Cultural Competence Training: The goal of a cultural competency program is to make the participants aware of their own cultural assumptions and to generate awareness of the cultural assumptions of others. An effective training can aid communication by targeting issues related to cultural customs and practices, the use of body language, and the cultural norms pertaining to conflict resolution.

Visual Aids: Many facilities have visual aids available to communicate with residents who are hearing-impaired or whose primary language is not English. For example, many facilities used index cards with pictorial representations of common objects and daily procedures. The pictures may also have contained captions translated into several languages. These same types of materials could be used or modified to help communicate with a diverse staff.

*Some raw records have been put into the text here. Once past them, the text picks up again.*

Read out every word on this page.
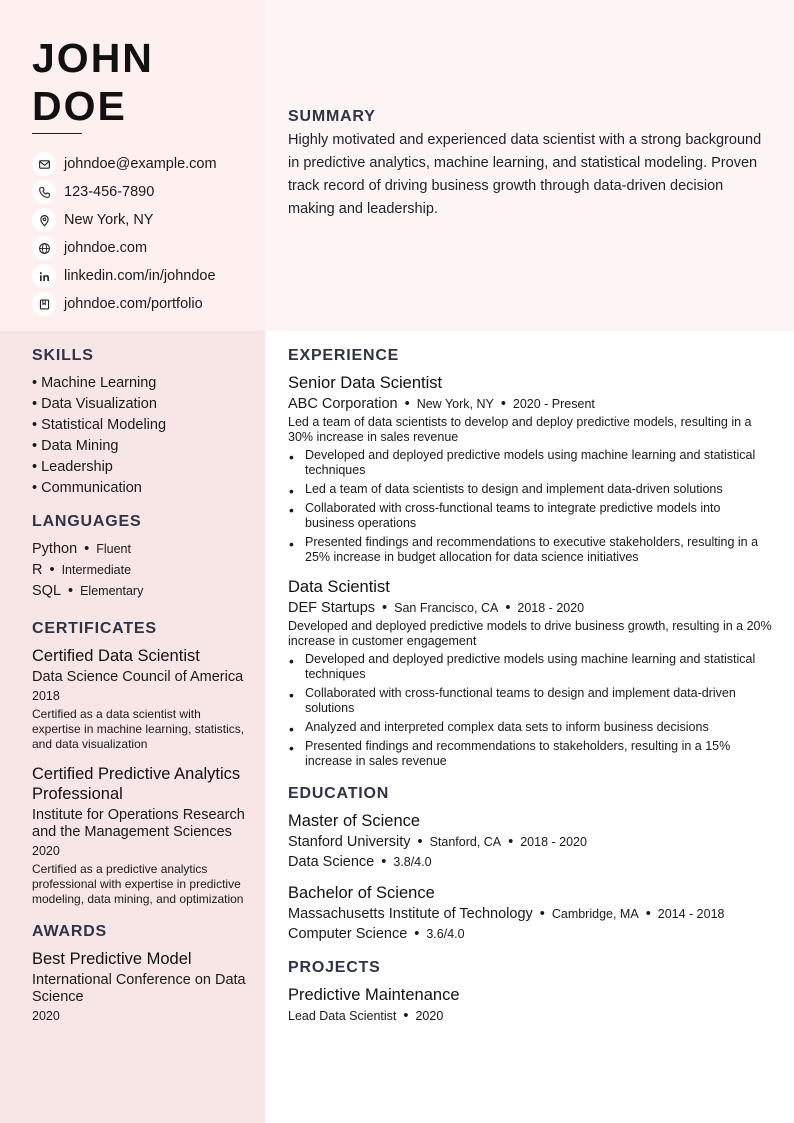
JOHN
DOE
johndoe@example.com
123-456-7890
New York, NY
johndoe.com
linkedin.com/in/johndoe
johndoe.com/portfolio
SUMMARY

Highly motivated and experienced data scientist with a strong background in predictive analytics, machine learning, and statistical modeling. Proven track record of driving business growth through data-driven decision making and leadership.

SKILLS
• Machine Learning
• Data Visualization
• Statistical Modeling
• Data Mining
• Leadership
• Communication
LANGUAGES
Python • Fluent
R • Intermediate
SQL • Elementary
CERTIFICATES
Certified Data Scientist
Data Science Council of America
2018
Certified as a data scientist with expertise in machine learning, statistics, and data visualization
Certified Predictive Analytics Professional
Institute for Operations Research and the Management Sciences
2020
Certified as a predictive analytics professional with expertise in predictive modeling, data mining, and optimization
AWARDS
Best Predictive Model
International Conference on Data Science
2020
EXPERIENCE
Senior Data Scientist
ABC Corporation • New York, NY • 2020 - Present
Led a team of data scientists to develop and deploy predictive models, resulting in a 30% increase in sales revenue
• Developed and deployed predictive models using machine learning and statistical techniques
• Led a team of data scientists to design and implement data-driven solutions
• Collaborated with cross-functional teams to integrate predictive models into business operations
• Presented findings and recommendations to executive stakeholders, resulting in a 25% increase in budget allocation for data science initiatives
Data Scientist
DEF Startups • San Francisco, CA • 2018 - 2020
Developed and deployed predictive models to drive business growth, resulting in a 20% increase in customer engagement
• Developed and deployed predictive models using machine learning and statistical techniques
• Collaborated with cross-functional teams to design and implement data-driven solutions
• Analyzed and interpreted complex data sets to inform business decisions
• Presented findings and recommendations to stakeholders, resulting in a 15% increase in sales revenue
EDUCATION
Master of Science
Stanford University • Stanford, CA • 2018 - 2020
Data Science • 3.8/4.0
Bachelor of Science
Massachusetts Institute of Technology • Cambridge, MA • 2014 - 2018
Computer Science • 3.6/4.0
PROJECTS
Predictive Maintenance
Lead Data Scientist • 2020
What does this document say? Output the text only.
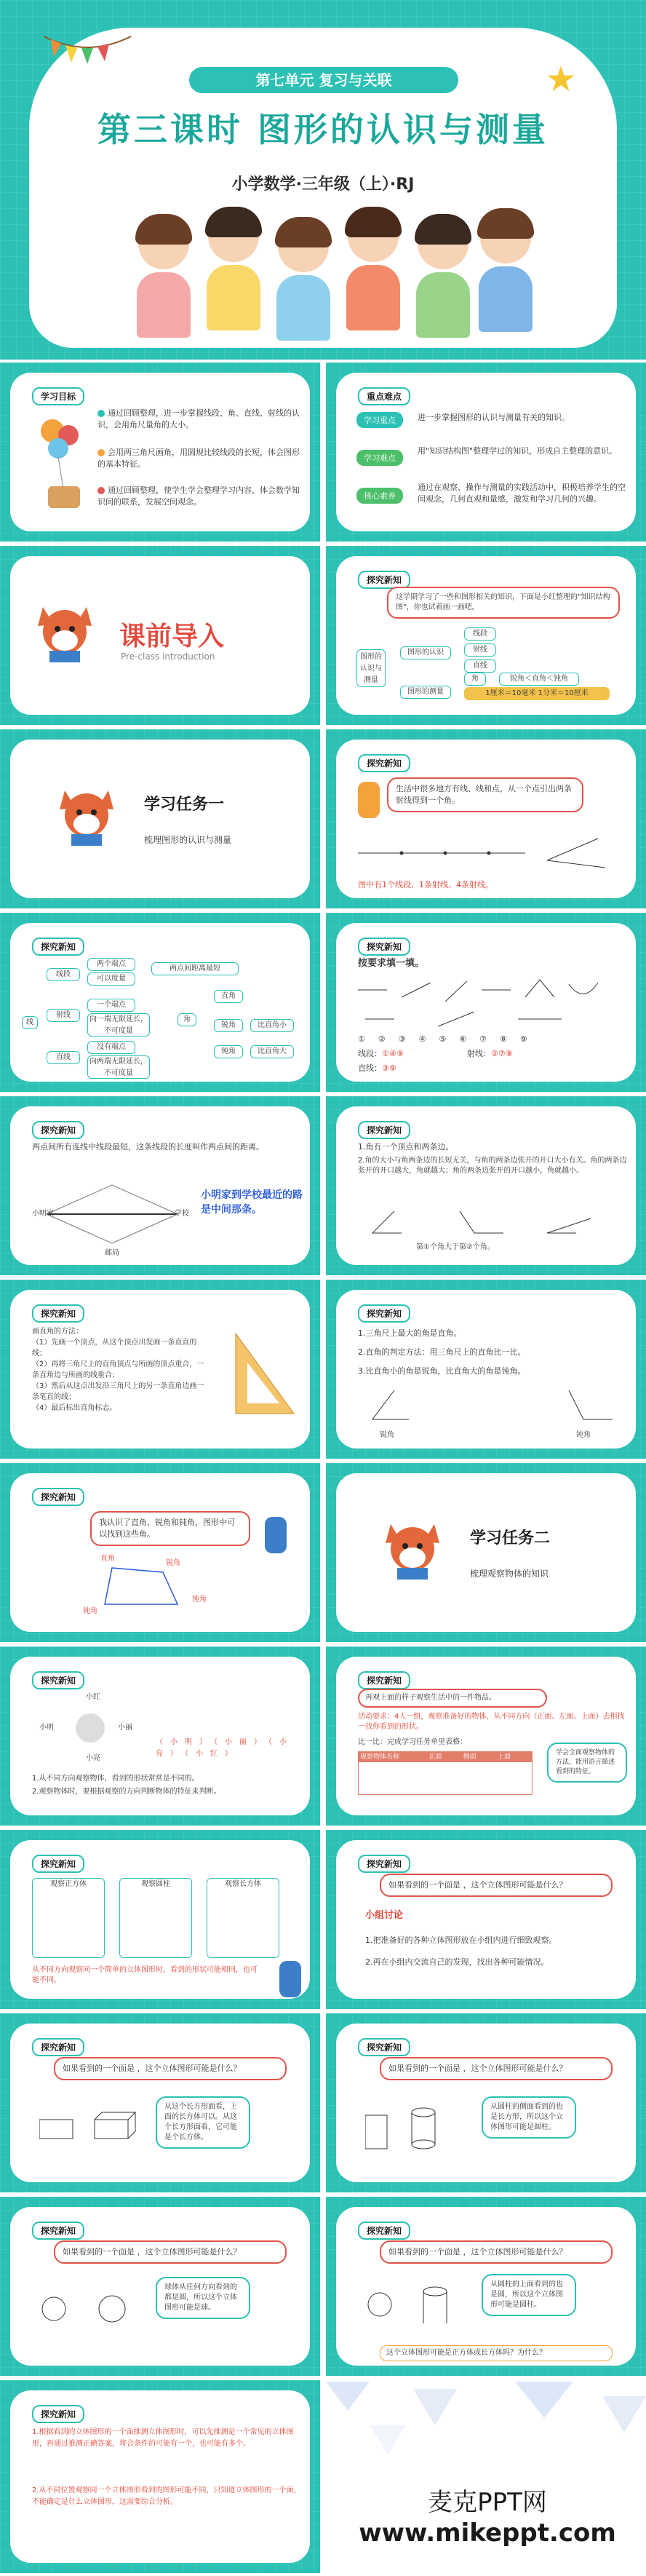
★
第七单元 复习与关联
第三课时 图形的认识与测量
小学数学·三年级（上）·RJ
学习目标
通过回顾整理，进一步掌握线段、角、直线、射线的认识，会用角尺量角的大小。
会用两三角尺画角，用圆规比较线段的长短，体会图形的基本特征。
通过回顾整理，使学生学会整理学习内容，体会数学知识间的联系，发展空间观念。
重点难点
学习重点
学习难点
核心素养
进一步掌握图形的认识与测量有关的知识。
用"知识结构图"整理学过的知识，形成自主整理的意识。
通过在观察、操作与测量的实践活动中，积极培养学生的空间观念，几何直观和量感，激发和学习几何的兴趣。
课前导入
Pre-class introduction
探究新知
这学期学习了一些和图形相关的知识，下面是小红整理的"知识结构图"，你也试着画一画吧。
图形的认识与测量
图形的认识
图形的测量
线段
射线
直线
角	锐角＜直角＜钝角
1厘米＝10毫米 1分米＝10厘米
学习任务一
梳理图形的认识与测量
探究新知
生活中很多地方有线、线和点，从一个点引出两条射线得到一个角。
图中有1个线段、1条射线、4条射线。
探究新知
线
线段
射线
直线
两个端点
可以度量
一个端点
向一端无限延长，不可度量
没有端点
向两端无限延长，不可度量
两点间距离最短
角
直角
锐角
钝角
比直角小
比直角大
探究新知
按要求填一填。
①②③④⑤⑥⑦⑧⑨
线段：①④⑨	射线：②⑦⑧
直线：③⑨
探究新知
两点间所有连线中线段最短，这条线段的长度叫作两点间的距离。
小明家	学校
邮局
小明家到学校最近的路是中间那条。
探究新知
1.角有一个顶点和两条边。
2.角的大小与角两条边的长短无关，与角的两条边张开的开口大小有关。角的两条边张开的开口越大，角就越大；角的两条边张开的开口越小，角就越小。
第①个角大于第②个角。
探究新知
画直角的方法：
（1）先画一个顶点，从这个顶点出发画一条直直的线；
（2）再将三角尺上的直角顶点与所画的顶点重合，一条直角边与所画的线重合；
（3）然后从这点出发沿三角尺上的另一条直角边画一条笔直的线；
（4）最后标出直角标志。
探究新知
1.三角尺上最大的角是直角。
2.直角的判定方法：用三角尺上的直角比一比。
3.比直角小的角是锐角，比直角大的角是钝角。
锐角	钝角
探究新知
我认识了直角、锐角和钝角，图形中可以找到这些角。
直角
锐角
钝角
钝角
学习任务二
梳理观察物体的知识
探究新知
小红
小明	小丽
小亮
（小明）（小丽）（小亮）（小红）
1.从不同方向观察物体，看到的形状常常是不同的。
2.观察物体时，要根据观察的方向判断物体的特征来判断。
探究新知
再观上面的样子观察生活中的一件物品。
活动要求：4人一组，观察准备好的物体，从不同方向（正面、左面、上面）去相找一找你看到的形状。
比一比：完成学习任务单里表格：
观察物体名称	正面	侧面	上面
学会全面观察物体的方法，能用语言描述看到的特征。
探究新知
观察正方体	观察圆柱	观察长方体
从不同方向观察同一个简单的立体图形时，看到的形状可能相同，也可能不同。
探究新知
如果看到的一个面是 ，这个立体图形可能是什么？
小组讨论
1.把准备好的各种立体图形放在小组内进行细致观察。
2.再在小组内交流自己的发现，找出各种可能情况。
探究新知
如果看到的一个面是 ，这个立体图形可能是什么？
从这个长方形面看，上面的长方体可以。从这个长方形面看，它可能是个长方体。
探究新知
如果看到的一个面是 ，这个立体图形可能是什么？
从圆柱的侧面看到的也是长方形，所以这个立体图形可能是圆柱。
探究新知
如果看到的一个面是 ，这个立体图形可能是什么？
球体从任何方向看到的都是圆，所以这个立体图形可能是球。
探究新知
如果看到的一个面是 ，这个立体图形可能是什么？
从圆柱的上面看到的也是圆，所以这个立体图形可能是圆柱。
这个立体图形可能是正方体或长方体吗？为什么？
探究新知
1.根据看到的立体图形的一个面推测立体图形时，可以先推测是一个常见的立体图形，再通过推测正确答案，将合条件的可能有一个，也可能有多个。
2.从不同位置观察同一个立体图形看到的图形可能不同，只知道立体图形的一个面，不能确定是什么立体图形，这需要综合分析。	麦克PPT网
www.mikeppt.com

Translation of Written Materials: Several staff members reported in our focus groups that forms, memorandums, and written instructions were some of their biggest communication challenges. Does your facility have the resources to translate some of these materials into other languages? Facilities may already have translators available in-house who would appreciate the opportunity to assist their colleagues from their native country.

Pairing with Mentors: Identify the staff members who are strong communicators and are fluent in foreign languages. These staff members are a great internal resource for facilities and could assist in training new employees. The benefits of mentoring are twofold. Mentors are recognized for their contributions to the organization and are provided a leadership role. New employees may be more comfortable having a mentor from a similar culture orient them to the facility.

Making a Group Time Commitment: Employees need to make a significant time commitment to improve communication with their peers. This can be formally managed by scheduling (and keeping!) meetings to share ideas, to problem-solve, or just to commiserate with teammates. Informal meetings over lunch or a coffee break can also be effective ways to connect with coworkers.

Making an Individual Time Commitment: Beyond group meetings, staff need to make efforts on an individual level. Managers should spend the extra time it takes listening to coworkers from start to finish. In our focus groups, managers admitted to frequently interrupting their staff when they could not follow the employee’s chain of logic. Instead of cutting off an employee to save time, investing the additional seconds it takes to let the employee finish likely will be more productive. Another suggestion from managers was to spend extra time repeating instructions, and then having the employee repeat them as well. Managers found that they actually saved time by talking slowly, repeating their directions, and then having the employee say the directions in his/her own words to reinforce them. The extra seconds spent up front went a long way in reducing the subsequent time spent on correcting communications problems. These options offer nursing facilities strategies to begin the long-term process of improving organizational intercultural communication. We expect that the list will continue to grow as more facilities are faced with the challenges of a diversifying workforce and patient population. None of the solutions described can solve all of the communications problems we encountered in our study; rather, several tactics need to be coordinated in a comprehensive problem-solving response.

A UNIVERSAL CHALLENGE

If there was one common theme throughout all of our conversations it is that all of the nursing facilities were facing the same challenges. Given this, facilities may want to join together to innovate and implement solutions. Lessons learned in one facility may benefit another facility. Trainings and classes can be made more affordable if the costs are shared across facilities. For example, several facilities in the same geographic region had pooled resources for shared professional development activities. As a consortium, they partnered with a local community college for assistance with CNA training. In a final bit of irony, improved communication across facilities may be a key contributor to improving communication within a facility.

This research reported in this article was supported by the Better Jobs, Better Care grants program with funding by The Robert Wood Johnson Foundation and The Atlantic Philanthropies.